The very low risk of insurance company bankruptcy

By Jim Poolman

When purchasing a financial product, one of the most important aspects to consider is the financial strength of the company from which you purchase the product.  Insurance companies often have a leg up on this regard.

As Steve Varnon notes in his recent CBS MoneyWatch article, unlike bank bankruptcies, there have been very few instances of insurance company bankruptcies.  That’s because insurance companies are highly regulated and very conservatively managed.  And, as Varnon rightly notes, in the few instances of insurance company insolvencies, benefits have been protected by the state guaranty association, or another insurance company has stepped in and taken over the policies.  As a result, there have been very few instances where policyholders have lost money when an insurance company goes bankrupt. A recent report by Joe Tomlinson, an actuary and a financial planner, provides further details regarding the low risk of insurance company bankruptcies.

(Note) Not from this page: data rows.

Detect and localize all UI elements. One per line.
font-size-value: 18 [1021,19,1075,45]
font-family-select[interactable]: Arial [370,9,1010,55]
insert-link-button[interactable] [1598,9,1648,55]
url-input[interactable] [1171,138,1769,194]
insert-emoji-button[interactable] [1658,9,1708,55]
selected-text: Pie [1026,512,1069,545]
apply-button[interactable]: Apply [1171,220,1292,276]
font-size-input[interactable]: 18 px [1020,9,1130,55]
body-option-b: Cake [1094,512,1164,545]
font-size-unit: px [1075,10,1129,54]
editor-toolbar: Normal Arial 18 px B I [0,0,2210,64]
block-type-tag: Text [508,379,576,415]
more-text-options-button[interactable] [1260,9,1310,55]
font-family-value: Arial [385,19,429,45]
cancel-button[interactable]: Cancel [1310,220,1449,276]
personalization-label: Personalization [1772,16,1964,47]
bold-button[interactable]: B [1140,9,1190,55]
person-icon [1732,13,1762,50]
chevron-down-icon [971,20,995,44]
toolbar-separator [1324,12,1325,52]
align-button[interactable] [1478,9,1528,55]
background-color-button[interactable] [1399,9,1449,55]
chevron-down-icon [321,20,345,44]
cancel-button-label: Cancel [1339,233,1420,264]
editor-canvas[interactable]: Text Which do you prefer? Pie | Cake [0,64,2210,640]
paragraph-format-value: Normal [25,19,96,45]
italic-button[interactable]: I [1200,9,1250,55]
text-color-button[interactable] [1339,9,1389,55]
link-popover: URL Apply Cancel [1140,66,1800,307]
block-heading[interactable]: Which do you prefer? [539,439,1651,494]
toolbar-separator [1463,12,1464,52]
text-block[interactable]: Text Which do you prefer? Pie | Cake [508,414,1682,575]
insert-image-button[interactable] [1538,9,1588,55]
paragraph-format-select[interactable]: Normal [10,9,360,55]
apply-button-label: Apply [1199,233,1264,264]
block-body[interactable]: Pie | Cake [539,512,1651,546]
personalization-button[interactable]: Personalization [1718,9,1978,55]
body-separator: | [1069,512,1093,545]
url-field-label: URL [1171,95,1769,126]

According to Tomlinson, here’s what you need to know regarding the low risk of insurance company insolvencies:

  • Historically, there is a low risk of insurance company insolvencies, with the number of failed companies being few and insurance businesses that are in trouble being sold to bigger, more stable companies.
  • Guaranty associations exist on a state level to back up the contract guarantees in annuity policies in the case that an insurance company is unable to do so. These guarantees include the minimum interest guarantees in other types of fixed annuities, including fixed-index annuities.
  • The National Organization of Life and Health Insurance Guaranty Associations serves as a coordinating body among all state guaranty associations and also acts to coordinate the rescue of policyholders when failed insurers extend across multiple states.

Finally, you need look no further than some recent research of current indexed annuity clients to learn that they have done their homework.  More than two-thirds (68%) of consumers who purchased an indexed annuity cited the financial strength of the company as very important when deciding to make this purchase.